To achieve their goals, it's said that the rats have subverted the traps laid by Brakmarians against the Brakmarians themselves. They are also more than happy to get help from mimice (by sacrificing them, for example) and to conduct somewhat sadistic experiments on Brakmarians in their quest to find the ultimate pest control for all surface dwellers!

Black also harbors the secret fantasy to domesticate the inhabitants of the Dark City some day and make them his pets.

Think about that the next time you walk the network of pipes that runs through the Brakmar Sewers…

With a penchant for celebrating, fermented beverages and tasty grub, Brakmarians are often the life and soul of the party. But this doesn't apply to everyone because, well, can you really be the life of the party if you're… undead? If you ever decide to visit the Tower of Brakmar, you have a good chance of coming face to face with Domen the Dark.

Impossible, you say, because all the members of the Triumvirate he belonged to mysteriously vanished. Many even believe they are all dead. In fact, this may not be entirely true… 

It's said that the ghost of Domen haunts the city. Locked up in the Brakmar jails by Oto Mustam because of disagreements within the Triumvirate, Brumaire's representative now directs his propaganda against the dictator of Brakmar while having fun terrifying the young militia recruits.

Adventurers with Guts

Hungry? Head to the Bworkball Inn, run by Krachan Porterr, the father of the Brakmar Gobbowl team's captain!

This is where the Bravenous, desperate for food before their matches so they can boost their aggressiveness on the field, go to fill their bellies (and quench their thirst, naturally!).

At the Burnt Cat Inn you can fill up on generous portions of wonderfully rich food.

You'll not find two salad leaves holding hands at the bottom of your plate here, unlike in certain puffed up places frequented by Bontarian snobs! Pickled lousy pigs ears, fried tripe donuts, and gobball kidney casserole are among the specialties popular with Brakmarians.

It's best to have a full gut when gutting the enemy!

An Uncompromising Militia

In Brakmar, you can count on one POW's severed hand the number of adventurers without a price on their head. So you should stop by the wanted notices room, which can be found in the Breastplate area. Who knows? Maybe you'll find your own mugshot there!

Are you looking to join the ranks of the Brakmarian army?
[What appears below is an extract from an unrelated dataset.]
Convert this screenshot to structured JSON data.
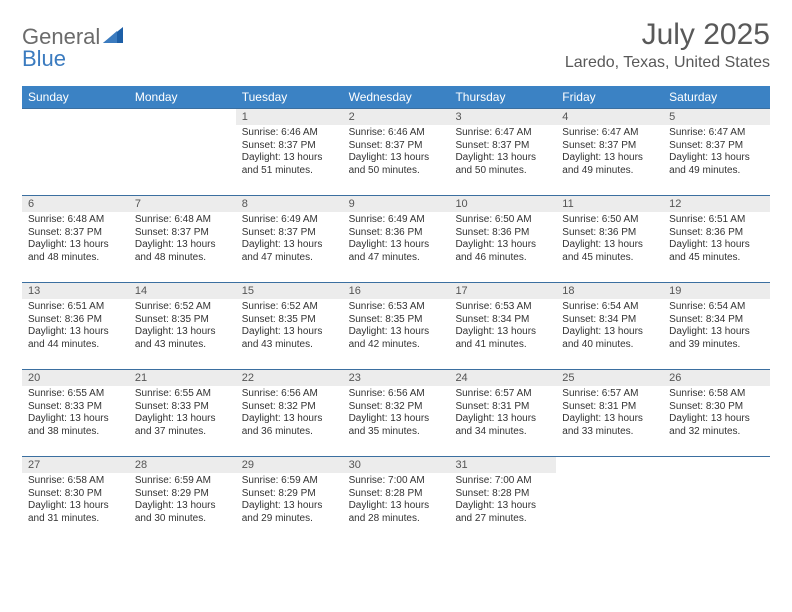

No problem! But you should know that the training is long and dangerous… Many have burnt their wings before being able to proudly display the flamboyant red ones of the Brakmarian Warrior… 

Did You Know?

To travel between areas of the Dark City, a clever cable car network has recently been constructed. From the comfort of a Chafer-skull cabin, you can enjoy some of the bleakest landscapes and dreariest scenery you've ever seen.

Djaul himself makes frequent visits to the Dark City. It's an opportunity for the protector of Descendre to take a good deep breath of stale sulfurous air and re-energize…

Of course, Brakmarian life is not just one long holiday. But deep down, doesn't that sound like music to your ears? Sleeping, unwinding, taking care of yourself… Life is too short to waste it on all that nonsense! In Brakmar, we all know that time is precious and that every second brings us closer to death… for the next enemy that crosses our path!

What are you waiting for? Wave the Brakmarian flag now!